La tradizione del Sanguinaccio

Sacro e profano; Storia e leggende. In una città come Napoli è quasi impossibile definire il confine che li separa. In ogni anfratto della vita quotidiana, compresa la tradizione culinaria.

Ph. Anna Monaco - Trentaremi

Ph. Anna Monaco - Trentaremi

Il lungo periodo di Carnevale, che inizia ufficialmente a metà gennaio e termina col martedì grasso, è accompagnato da racconti, devozioni e ricette popolari, che creano e solidificano l’identità di un popolo. In poche parole: nulla a Napoli, in tal senso, è lasciato al caso. Ogni cosa ha un significato ben preciso. Compresa la ricetta di cui parleremo qui: il Sanguinaccio.

Di cosa si tratta? Di una crema di cacao densa e scura, cui sono aggiunti caffè, cannella, chiodi di garofano, abbondante zucchero e, anticamente, sangue di maiale; almeno fino al 1992, anno in cui l’utilizzo di questo alimento fu vietato per motivi igienici e sanitari.

Perché proprio il sangue di maiale? Qui torniamo al discorso dei significati popolari. Anzitutto per un motivo di ordine pratico: la macellazione del maiale, nelle fattorie e nelle aie, avveniva proprio durante il periodo invernale di inizio anno. E, siccome del suino non si butta via nulla, anche il sangue voleva la sua parte. Utilizzato per varie ricette, si scoprì ben presto che il suo retrogusto acidulo si sposava bene con la dolcezza dello zucchero, l’aroma delle spezie e l’amaro del cacao. Un equilibrio gastronomico pressoché perfetto.

Chiacchiere e sanguinaccio: il matrimonio perfetto | Ph. Anna Monaco - Trentaremi

Chiacchiere e sanguinaccio: il matrimonio perfetto | Ph. Anna Monaco - Trentaremi

La genesi del Sanguinaccio ha però anche altre origini: una sacra, l’altra pagana. Cominciamo dalla prima.
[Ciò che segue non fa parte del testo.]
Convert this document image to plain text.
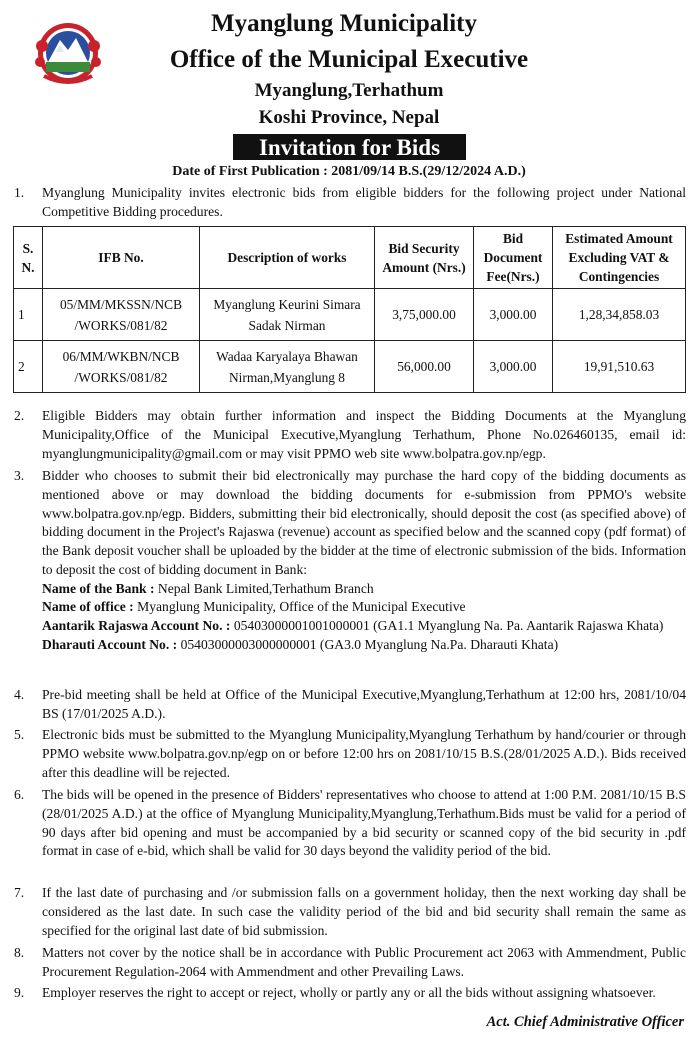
Myanglung Municipality
Office of the Municipal Executive
Myanglung,Terhathum
Koshi Province, Nepal
Invitation for Bids
Date of First Publication : 2081/09/14 B.S.(29/12/2024 A.D.)
1.	Myanglung Municipality invites electronic bids from eligible bidders for the following project under National Competitive Bidding procedures.
S. N.	IFB No.	Description of works	Bid Security Amount (Nrs.)	Bid Document Fee(Nrs.)	Estimated Amount Excluding VAT & Contingencies
1	05/MM/MKSSN/NCB /WORKS/081/82	Myanglung Keurini Simara Sadak Nirman	3,75,000.00	3,000.00	1,28,34,858.03
2	06/MM/WKBN/NCB /WORKS/081/82	Wadaa Karyalaya Bhawan Nirman,Myanglung 8	56,000.00	3,000.00	19,91,510.63
2.	Eligible Bidders may obtain further information and inspect the Bidding Documents at the Myanglung Municipality,Office of the Municipal Executive,Myanglung Terhathum, Phone No.026460135, email id: myanglungmunicipality@gmail.com or may visit PPMO web site www.bolpatra.gov.np/egp.
3.	Bidder who chooses to submit their bid electronically may purchase the hard copy of the bidding documents as mentioned above or may download the bidding documents for e-submission from PPMO's website www.bolpatra.gov.np/egp. Bidders, submitting their bid electronically, should deposit the cost (as specified above) of bidding document in the Project's Rajaswa (revenue) account as specified below and the scanned copy (pdf format) of the Bank deposit voucher shall be uploaded by the bidder at the time of electronic submission of the bids. Information to deposit the cost of bidding document in Bank:
Name of the Bank : Nepal Bank Limited,Terhathum Branch
Name of office : Myanglung Municipality, Office of the Municipal Executive
Aantarik Rajaswa Account No. : 05403000001001000001 (GA1.1 Myanglung Na. Pa. Aantarik Rajaswa Khata)
Dharauti Account No. : 05403000003000000001 (GA3.0 Myanglung Na.Pa. Dharauti Khata)
4.	Pre-bid meeting shall be held at Office of the Municipal Executive,Myanglung,Terhathum at 12:00 hrs, 2081/10/04 BS (17/01/2025 A.D.).
5.	Electronic bids must be submitted to the Myanglung Municipality,Myanglung Terhathum by hand/courier or through PPMO website www.bolpatra.gov.np/egp on or before 12:00 hrs on 2081/10/15 B.S.(28/01/2025 A.D.). Bids received after this deadline will be rejected.
6.	The bids will be opened in the presence of Bidders' representatives who choose to attend at 1:00 P.M. 2081/10/15 B.S (28/01/2025 A.D.) at the office of Myanglung Municipality,Myanglung,Terhathum.Bids must be valid for a period of 90 days after bid opening and must be accompanied by a bid security or scanned copy of the bid security in .pdf format in case of e-bid, which shall be valid for 30 days beyond the validity period of the bid.
7.	If the last date of purchasing and /or submission falls on a government holiday, then the next working day shall be considered as the last date. In such case the validity period of the bid and bid security shall remain the same as specified for the original last date of bid submission.
8.	Matters not cover by the notice shall be in accordance with Public Procurement act 2063 with Ammendment, Public Procurement Regulation-2064 with Ammendment and other Prevailing Laws.
9.	Employer reserves the right to accept or reject, wholly or partly any or all the bids without assigning whatsoever.
Act. Chief Administrative Officer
Come accennavamo, il periodo carnevalesco, sul calendario gregoriano, inizia a metà gennaio, in corrispondenza del giorno 17, quando ricorre la festa di Sant’Antonio Abate (Sant’Antuono, per i campani), un anacoreta vissuto in Egitto tra il III e il IV Secolo.

Come ogni Santo, anch’egli era associato alla cura o alla protezione nei confronti di una parte del corpo o di una singola patologia. In tal caso, il cosiddetto “fuoco di Sant’Antonio”, scientificamente definito come herpes zoster. In tempi ormai andati, come si curava (o, quantomeno, si tentava di curare) questa malattia? Spalmando grasso di maiale su tutto il corpo, allo scopo di lenire i terribili bruciori indotti. Non a caso, lo stesso Sant’Antonio Abate è iconograficamente raffigurato come avvolto dalle fiamme e con accanto un maiale. Il sangue suino diventa, quindi, simbolo di guarigione e buon auspicio.

Chiacchiere inzuppate nel sanguinaccio | Ph. Anna Monaco - Trentaremi

Chiacchiere inzuppate nel sanguinaccio | Ph. Anna Monaco - Trentaremi

L’origine pagana è, invece, da ricercare nella tradizione contadina di cui parlavamo poco fa. Dopo l’uccisione del maiale, si era soliti utilizzare il sangue a scopi – ancora una volta – terapeutici: in particolare, si pensava che fosse un toccasana per le donne durante il periodo mestruale o come ricostituente per chi soffriva di anemia. Dallo scopo “medico” a quello alimentare, il passo fu breve; ed ecco spiegata, di nuovo, la presenza del sangue suino in questo speciale dolce napoletano.

Dal 1992, come dicevamo, il sangue di maiale come alimento è vietato per legge. L’attuale Sanguinaccio è una crema di cacao che segue, sostanzialmente, i dettami della ricetta originale, pur senza la componente ematica. Dolce che resta comunque delizioso, soprattutto in abbinamento alle tipiche “chiacchiere” a base di zucchero, uova e farina.